After an excision of a high-flow AVM, there is the potential risk for postoperative neurological complications due to NPPB which leads to hyperemia, cerebral edema, and intracranial hemorrhage without evidence of residual AVM . Patients at risk for NPPB may benefit from blood pressure control and sedation. The challenge for the anesthesiologist is to select a technique that minimizes perioperative hemodynamic instability, provides analgesia, and diminishes the risk of postoperative complications. Our case report showed that intraoperative loading of dexmedetomidine provided smooth transition from intraoperative to postoperative patient care.

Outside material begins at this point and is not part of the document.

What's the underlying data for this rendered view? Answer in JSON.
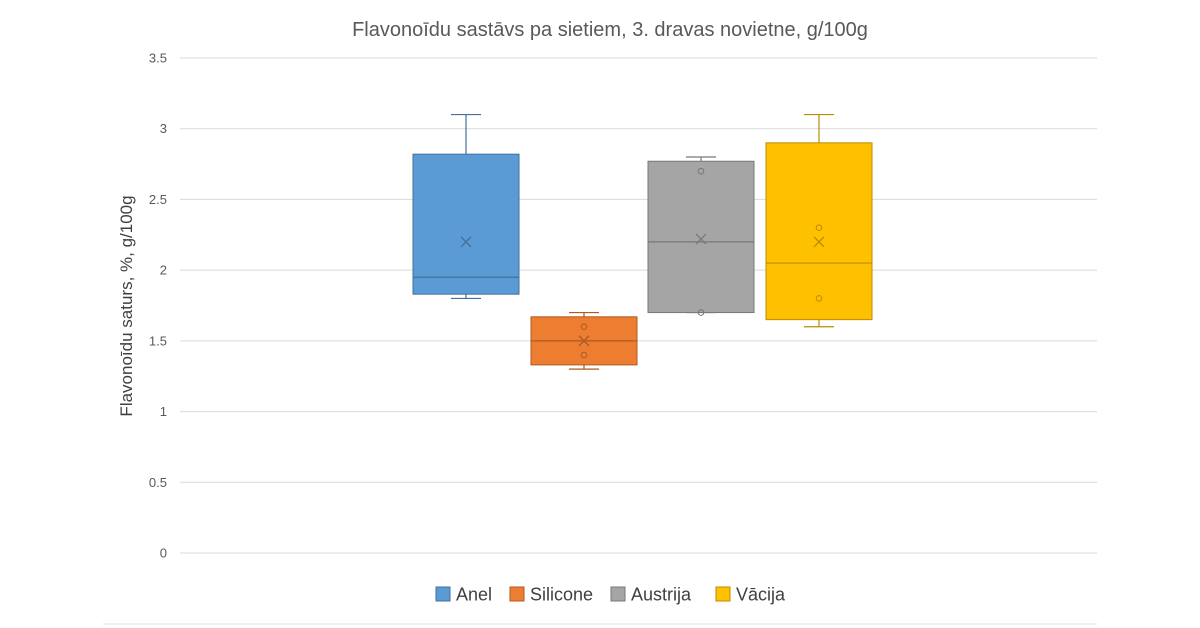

It contributed to a smooth recovery without cardiovascular instability and had the advantage of postoperative neurological assessment due to conscious sedation.

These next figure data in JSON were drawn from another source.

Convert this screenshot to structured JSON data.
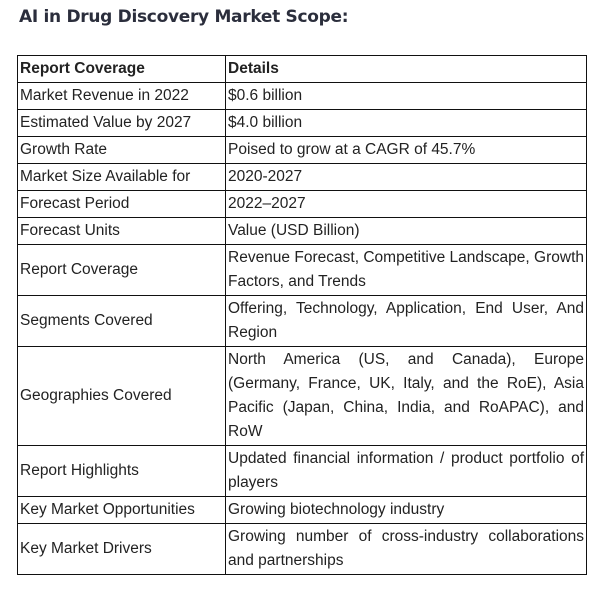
{
  "title": "AI in Drug Discovery Market Scope:",
  "table": {
    "header": [
      "Report Coverage",
      "Details"
    ],
    "rows": [
      [
        "Market Revenue in 2022",
        "$0.6 billion"
      ],
      [
        "Estimated Value by 2027",
        "$4.0 billion"
      ],
      [
        "Growth Rate",
        "Poised to grow at a CAGR of 45.7%"
      ],
      [
        "Market Size Available for",
        "2020-2027"
      ],
      [
        "Forecast Period",
        "2022–2027"
      ],
      [
        "Forecast Units",
        "Value (USD Billion)"
      ],
      [
        "Report Coverage",
        "Revenue Forecast, Competitive Landscape, Growth Factors, and Trends"
      ],
      [
        "Segments Covered",
        "Offering, Technology, Application, End User, And Region"
      ],
      [
        "Geographies Covered",
        "North America (US, and Canada), Europe (Germany, France, UK, Italy, and the RoE), Asia Pacific (Japan, China, India, and RoAPAC), and RoW"
      ],
      [
        "Report Highlights",
        "Updated financial information / product portfolio of players"
      ],
      [
        "Key Market Opportunities",
        "Growing biotechnology industry"
      ],
      [
        "Key Market Drivers",
        "Growing number of cross-industry collaborations and partnerships"
      ]
    ]
  }
}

In postoperative sedation of obstetric patients, no sedative drug has been reported as the drug of choice due to a lack of adequate or well-controlled studies. Propofol may be associated with lower initial Apgar scores at the time of cesarean section and may cause mild metabolic acidosis during a long neurosurgical procedure in pregnant patients. Moreover, in several countries, including Japan, propofol is stated by the manufacturer to be contraindicated during pregnancy [3, 6]. Benzodiazepines present the risk of congenital malformations, and central nervous system abnormalities, respiratory depression, floppy infant syndrome, and potential neonatal withdrawal [7, 8].

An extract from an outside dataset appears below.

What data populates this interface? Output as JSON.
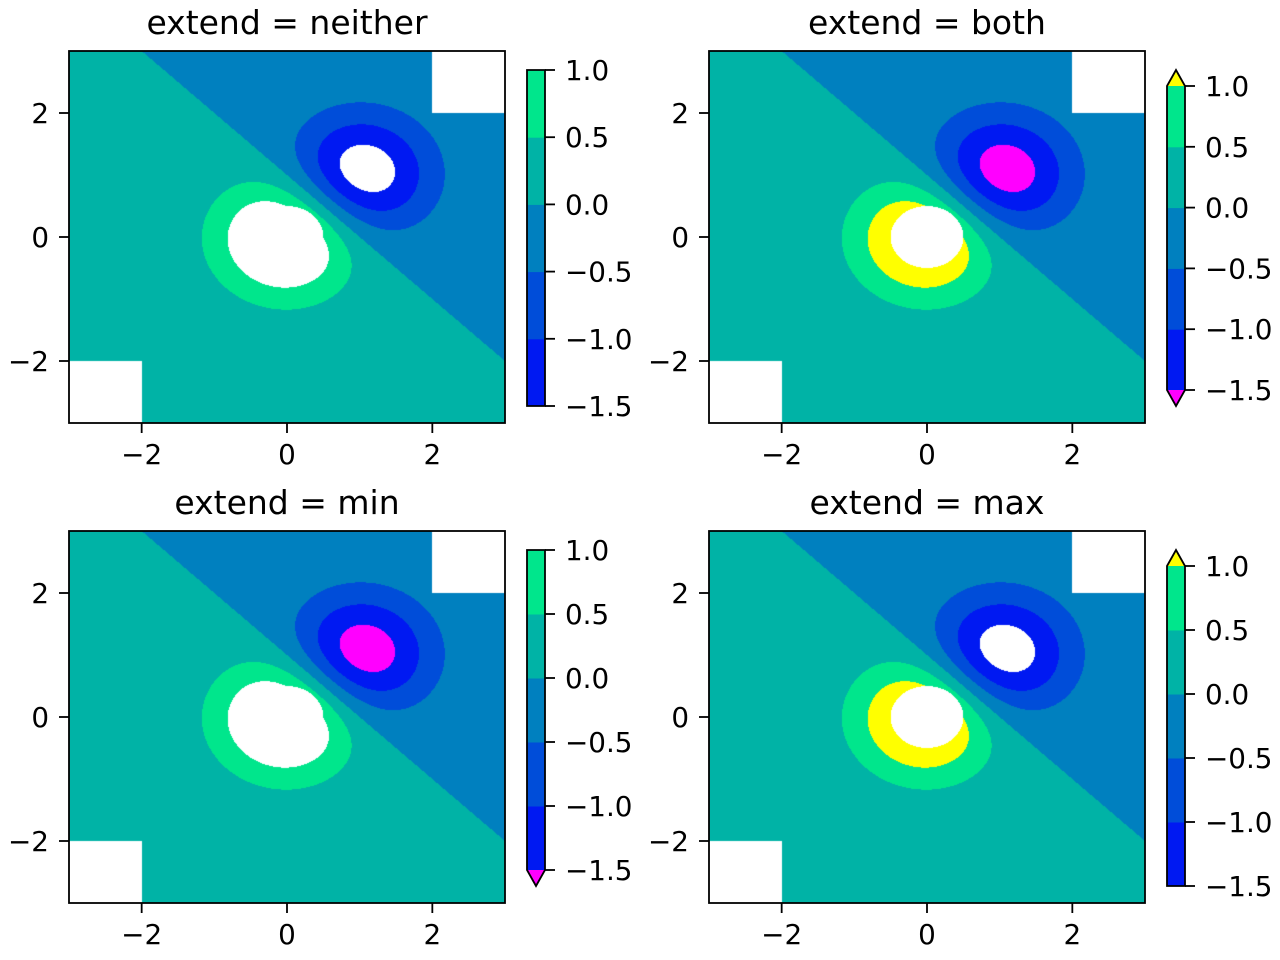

Dexmedetomidine is a highly selective alpha-2 adrenergic agonist which is a useful agent because it provides anxiolytic and sympatholytic effects, analgesia, and conscious sedation without respiratory depression. The existing literature reports on dexmedetomidine use in pregnant patients who underwent neurosurgery are limited. Recently, Handlogten and colleagues revealed that dexmedetomidine infusion allowed adequate sedation for an awake neurosurgical procedure in a pregnant patient without causing any adverse effects . For pregnant patients, several studies mentioned that dexmedetomidine was used safely in many interventions such as sedation during noninvasive ventilation , as an alternative for maintenance of general anesthesia [9, 11], blunt hemodynamic response to intubation, and maintained hemodynamic stability without neonatal respiratory depression during cesarean section under general anesthesia [12, 13]. However, it can cross the placenta to the fetus [12, 14]. Dexmedetomidine use is recommended only if the benefit is clearly needed and the benefits overcome the risks to the fetus. In neurosurgery, dexmedetomidine decreases cerebral blood flow that could be the result of a decrease in cerebral metabolic activity [15, 16]. The Acute Neurosurgical ICU Sedation Trial reported that sedation with dexmedetomidine improved the cognitive score compared with propofol . For postoperative care, a meta-analysis by Jin and colleagues found that continuous infusion of dexmedetomidine had the advantage of preventing postoperative nausea and vomiting and could reduce potential adverse events such as bradycardia and hypotension . Su and colleagues studied the opioid-sparing effect of perioperative dexmedetomidine plus sufentanil infusion during neurosurgery and reported that dexmedetomidine (0.02 mcg/kg/h) plus sufentanil (0.02 mcg/kg/h) could reduce postoperative opioid consumption and improve pain scores . Besides, dexmedetomidine was associated with a notably lower incidence of postoperative delirium [20, 21].